Sınıf mücadelesiyle gelişir. Sınıf mücadelesi olmazsa, insanlar sınıf bilinci ve kimliği temelinde biraraya gelmezler. Etnik kimlikleri veya inanç kimlikleriyle bölünürler. Nüfusun en azından yüzde 70’ini emperyalizme karşı birleştirecek güç, sınıf bilinci, sınıf kimliği ve sınıf mücadelesidir.

Emperyalizm Osmanlı’yı ve Türkiye’yi bölmede daima etnik kimliği ve inanç kimliğini kullandı. Bugün de bunları kullanıyor. Ayrılıkçılığın, bölücülüğün, cumhuriyet düşmanlığının teşvikçisi ve destekçisi daima emperyalizm olmuştur.

O zaman milli mücadele, öncelikli olarak sınıf mücadelesidir.

O zaman milli demokratik devrim, ancak nüfusun çok büyük çoğunluğunu oluşturan ve çok büyük mücadele birikimine sahip olan işçi sınıfımızın, emperyalizme ve sermayedar sınıfa karşı vereceği mücadele temelinde gelişebilir ve gelişecektir.

Günümüzde işçi sınıfının sınıf çıkarları, emperyalizmle, emperyalist sömürüyle, emperyalizmin Türkiye’yi Ortadoğu’da kullanma çabalarıyla, emperyalizmin Türkiye’yi bölmek amacıyla etnik ve inanç kimliklerinden yararlanma girişimleriyle çelişmektedir.

Bu durumda Türk milli demokratik devriminde günümüzde çok farklı bir tablo ortaya çıkmaktadır.

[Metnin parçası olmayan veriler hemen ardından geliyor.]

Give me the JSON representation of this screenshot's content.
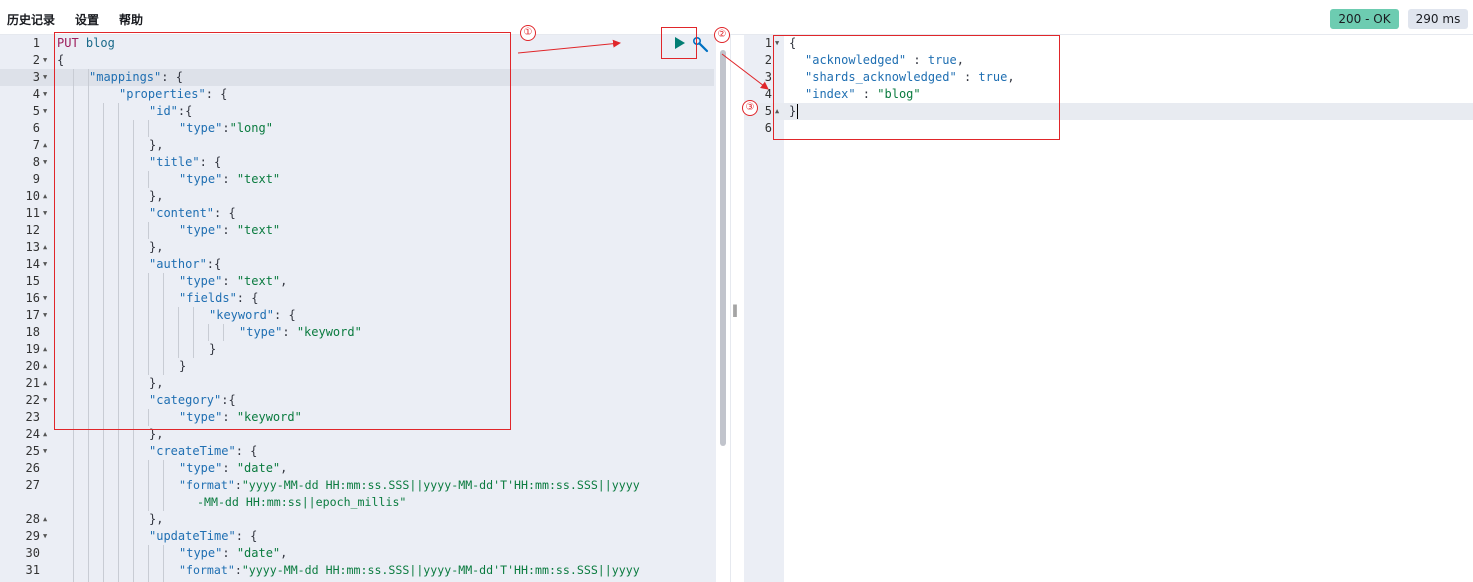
{
  "menu": {
    "history": "历史记录",
    "settings": "设置",
    "help": "帮助"
  },
  "status": {
    "code": "200 - OK",
    "time": "290 ms"
  },
  "annotations": {
    "n1": "①",
    "n2": "②",
    "n3": "③"
  },
  "request": {
    "lines": [
      {
        "n": "1",
        "fold": ""
      },
      {
        "n": "2",
        "fold": "down"
      },
      {
        "n": "3",
        "fold": "down"
      },
      {
        "n": "4",
        "fold": "down"
      },
      {
        "n": "5",
        "fold": "down"
      },
      {
        "n": "6",
        "fold": ""
      },
      {
        "n": "7",
        "fold": "up"
      },
      {
        "n": "8",
        "fold": "down"
      },
      {
        "n": "9",
        "fold": ""
      },
      {
        "n": "10",
        "fold": "up"
      },
      {
        "n": "11",
        "fold": "down"
      },
      {
        "n": "12",
        "fold": ""
      },
      {
        "n": "13",
        "fold": "up"
      },
      {
        "n": "14",
        "fold": "down"
      },
      {
        "n": "15",
        "fold": ""
      },
      {
        "n": "16",
        "fold": "down"
      },
      {
        "n": "17",
        "fold": "down"
      },
      {
        "n": "18",
        "fold": ""
      },
      {
        "n": "19",
        "fold": "up"
      },
      {
        "n": "20",
        "fold": "up"
      },
      {
        "n": "21",
        "fold": "up"
      },
      {
        "n": "22",
        "fold": "down"
      },
      {
        "n": "23",
        "fold": ""
      },
      {
        "n": "24",
        "fold": "up"
      },
      {
        "n": "25",
        "fold": "down"
      },
      {
        "n": "26",
        "fold": ""
      },
      {
        "n": "27",
        "fold": ""
      },
      {
        "n": "",
        "fold": ""
      },
      {
        "n": "28",
        "fold": "up"
      },
      {
        "n": "29",
        "fold": "down"
      },
      {
        "n": "30",
        "fold": ""
      },
      {
        "n": "31",
        "fold": ""
      }
    ],
    "text": {
      "l1_method": "PUT",
      "l1_url": " blog",
      "l2": "{",
      "l3_key": "\"mappings\"",
      "l3_rest": ": {",
      "l4_key": "\"properties\"",
      "l4_rest": ": {",
      "l5_key": "\"id\"",
      "l5_rest": ":{",
      "l6_key": "\"type\"",
      "l6_colon": ":",
      "l6_val": "\"long\"",
      "l7": "},",
      "l8_key": "\"title\"",
      "l8_rest": ": {",
      "l9_key": "\"type\"",
      "l9_colon": ": ",
      "l9_val": "\"text\"",
      "l10": "},",
      "l11_key": "\"content\"",
      "l11_rest": ": {",
      "l12_key": "\"type\"",
      "l12_colon": ": ",
      "l12_val": "\"text\"",
      "l13": "},",
      "l14_key": "\"author\"",
      "l14_rest": ":{",
      "l15_key": "\"type\"",
      "l15_colon": ": ",
      "l15_val": "\"text\"",
      "l15_end": ",",
      "l16_key": "\"fields\"",
      "l16_rest": ": {",
      "l17_key": "\"keyword\"",
      "l17_rest": ": {",
      "l18_key": "\"type\"",
      "l18_colon": ": ",
      "l18_val": "\"keyword\"",
      "l19": "}",
      "l20": "}",
      "l21": "},",
      "l22_key": "\"category\"",
      "l22_rest": ":{",
      "l23_key": "\"type\"",
      "l23_colon": ": ",
      "l23_val": "\"keyword\"",
      "l24": "},",
      "l25_key": "\"createTime\"",
      "l25_rest": ": {",
      "l26_key": "\"type\"",
      "l26_colon": ": ",
      "l26_val": "\"date\"",
      "l26_end": ",",
      "l27_key": "\"format\"",
      "l27_colon": ":",
      "l27_val": "\"yyyy-MM-dd HH:mm:ss.SSS||yyyy-MM-dd'T'HH:mm:ss.SSS||yyyy",
      "l27b_val": "-MM-dd HH:mm:ss||epoch_millis\"",
      "l28": "},",
      "l29_key": "\"updateTime\"",
      "l29_rest": ": {",
      "l30_key": "\"type\"",
      "l30_colon": ": ",
      "l30_val": "\"date\"",
      "l30_end": ",",
      "l31_key": "\"format\"",
      "l31_colon": ":",
      "l31_val": "\"yyyy-MM-dd HH:mm:ss.SSS||yyyy-MM-dd'T'HH:mm:ss.SSS||yyyy"
    }
  },
  "response": {
    "line_numbers": [
      "1",
      "2",
      "3",
      "4",
      "5",
      "6"
    ],
    "l1": "{",
    "l2_key": "\"acknowledged\"",
    "l2_colon": " : ",
    "l2_val": "true",
    "l2_end": ",",
    "l3_key": "\"shards_acknowledged\"",
    "l3_colon": " : ",
    "l3_val": "true",
    "l3_end": ",",
    "l4_key": "\"index\"",
    "l4_colon": " : ",
    "l4_val": "\"blog\"",
    "l5": "}"
  },
  "splitter_glyph": "‖"
}
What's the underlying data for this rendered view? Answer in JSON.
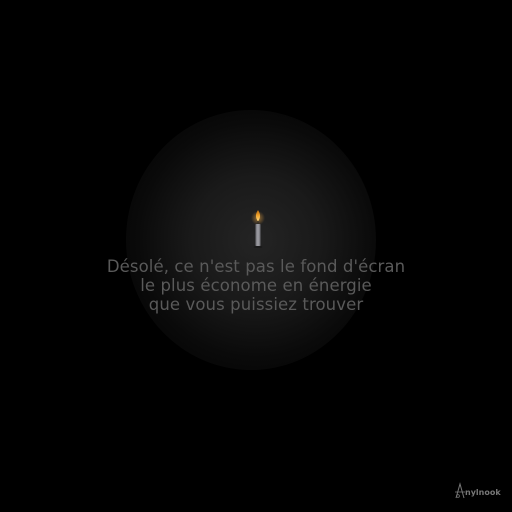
{
  "message": {
    "line1": "Désolé, ce n'est pas le fond d'écran",
    "line2": "le plus économe en énergie",
    "line3": "que vous puissiez trouver"
  },
  "logo": {
    "text": "nylnook"
  },
  "icons": {
    "candle": "candle-icon",
    "logo_mark": "nylnook-logo-mark"
  },
  "colors": {
    "background": "#000000",
    "text": "#5a5a5a",
    "flame": "#e8a020",
    "candle": "#8c8c90"
  }
}
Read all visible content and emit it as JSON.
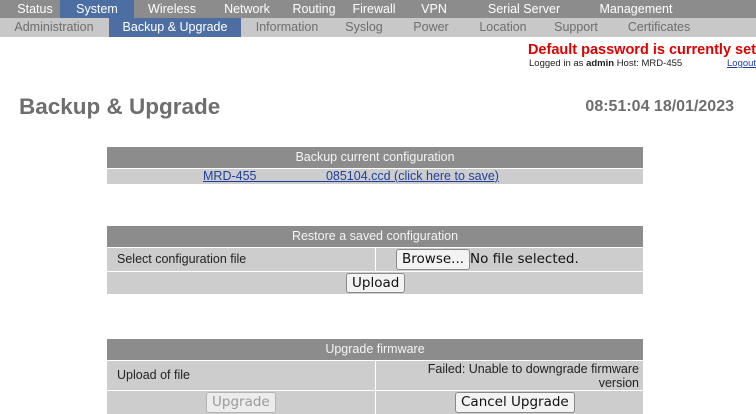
{
  "nav_primary": {
    "tabs": [
      {
        "label": "Status"
      },
      {
        "label": "System"
      },
      {
        "label": "Wireless"
      },
      {
        "label": "Network"
      },
      {
        "label": "Routing"
      },
      {
        "label": "Firewall"
      },
      {
        "label": "VPN"
      },
      {
        "label": "Serial Server"
      },
      {
        "label": "Management"
      }
    ],
    "active_index": 1
  },
  "nav_secondary": {
    "tabs": [
      {
        "label": "Administration"
      },
      {
        "label": "Backup & Upgrade"
      },
      {
        "label": "Information"
      },
      {
        "label": "Syslog"
      },
      {
        "label": "Power"
      },
      {
        "label": "Location"
      },
      {
        "label": "Support"
      },
      {
        "label": "Certificates"
      }
    ],
    "active_index": 1
  },
  "header": {
    "warning": "Default password is currently set",
    "logged_in_prefix": "Logged in as",
    "user": "admin",
    "host_label": "Host:",
    "host": "MRD-455",
    "logout": "Logout"
  },
  "page": {
    "title": "Backup & Upgrade",
    "datetime": "08:51:04 18/01/2023"
  },
  "backup": {
    "heading": "Backup current configuration",
    "link_text": "MRD-455                    085104.ccd (click here to save)"
  },
  "restore": {
    "heading": "Restore a saved configuration",
    "select_label": "Select configuration file",
    "browse_button": "Browse...",
    "no_file_text": "No file selected.",
    "upload_button": "Upload"
  },
  "firmware": {
    "heading": "Upgrade firmware",
    "upload_label": "Upload of file",
    "status_text": "Failed: Unable to downgrade firmware version",
    "upgrade_button": "Upgrade",
    "cancel_button": "Cancel Upgrade"
  },
  "colors": {
    "nav_primary_bg": "#8c8c8c",
    "nav_secondary_bg": "#c8c8c8",
    "active_tab_bg": "#4d6ea3",
    "warning_text": "#e00000",
    "link": "#1f3fa0",
    "panel_header_bg": "#8c8c8c",
    "panel_row_bg": "#cdcdcd"
  }
}
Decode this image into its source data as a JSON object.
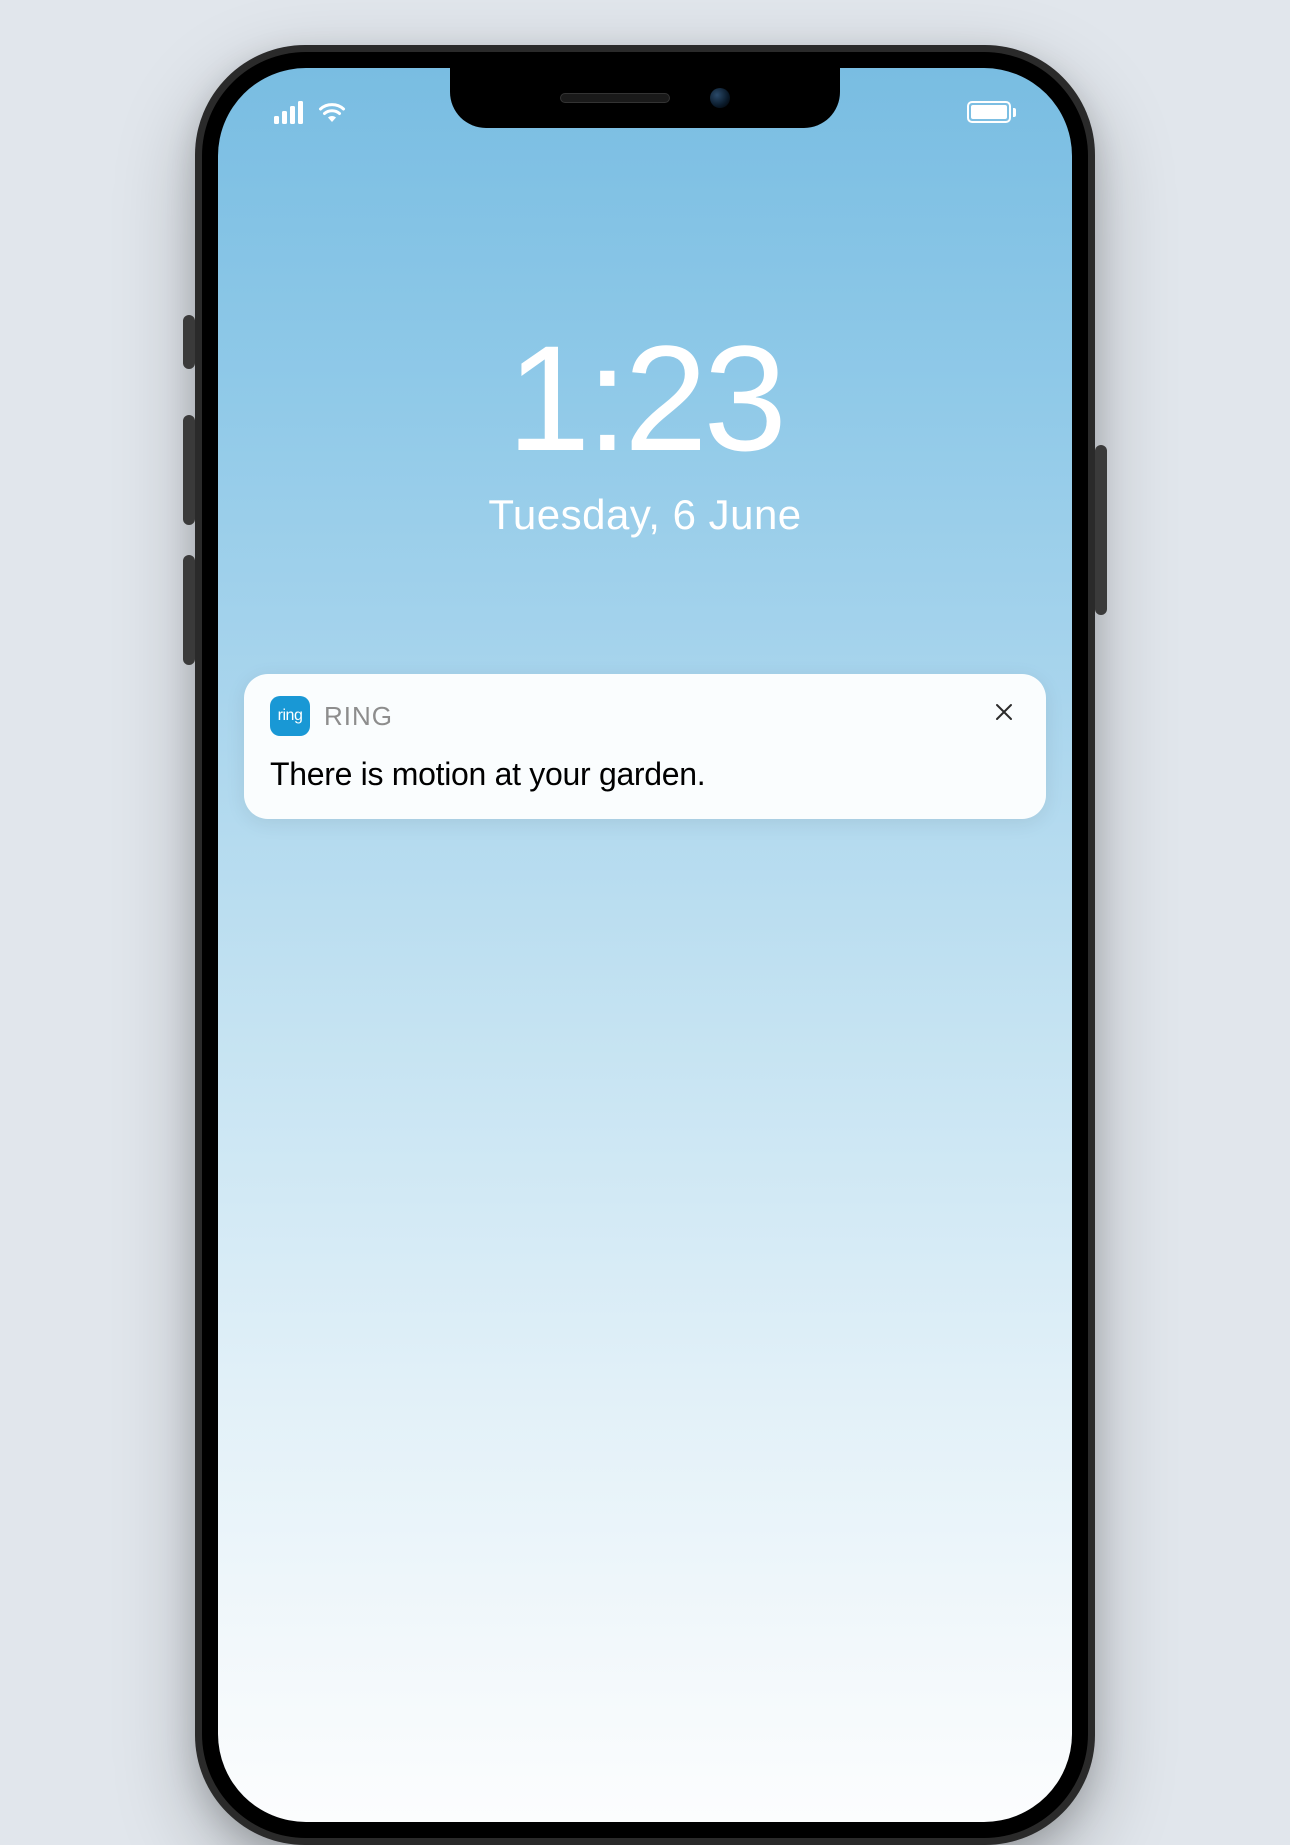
{
  "lockscreen": {
    "time": "1:23",
    "date": "Tuesday, 6 June"
  },
  "notification": {
    "app_icon_label": "ring",
    "app_name": "RING",
    "message": "There is motion at your garden."
  }
}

Türkiye’nin bütünlüğünü ve bağımsızlığını koruyacak, milleti bütünleştirecek ve insanları kulluktan kurtaracak güç, Türkiye işçi sınıfıdır. Türkiye işçi sınıfı, ancak sermayedar sınıfa karşı sınıf mücadelesi içinde gücünü birleştirebilir ve geliştirebilir. Bu durumda, Türk milli demokratik devrimi, işçi sınıfının sınıf mücadelesi temelinde gelişecektir. Günümüzde işçi sınıfı büyük sorunlar yaşıyor. Derinleşmekte olan ekonomik kriz, öncelikli olarak işçi sınıfımıza darbe indiriyor ve indirecek. Bu insanlar, “Hasan Usta” istese de istemese de, sınıf mücadelesine giriyor ve girecek. Bu geçim kaygısını ve ekmek mücadelesini, ne burjuvazi, ne sermaye yanlısı siyasal partiler ve hükümetler, ne de Türk Metal gibi sendikalar önleyebilir.

Hayat kendi yolunu çiziyor. Yapılması gereken, işçi sınıfının kendiliğinden yükselen bu mücadelesine siyasal bir içerik ve önderlik kazandırmak, bu mücadelenin enerjisini, işçi sınıfının çıkarlarıyla uyum içinde, bağımsız ve demokratik bir Türkiye ve ardından sınıfsız ve sömürüsüz bir dünya amacı doğrultusunda yönlendirmektir.

“Hasan Usta”, 23 Haziran 2015 günü Aydınlık’ta yayımlanan “Ezber Bozalım: Nerede O Eski İşçiler” yazımın sonundaki “artık sınıf mücadelesi zamanı” sözlerimi eleştiriyor.

Evet, artık gerçekten sınıf mücadelesi zamanı.

Türkiye’nin kurtuluşunun, Türk milli demokratik devriminin geliştirilerek korunmasının yolu, işçi sınıfımızın emperyalizme ve sermayedar sınıfa karşı sınıf mücadelesinden geçmektedir.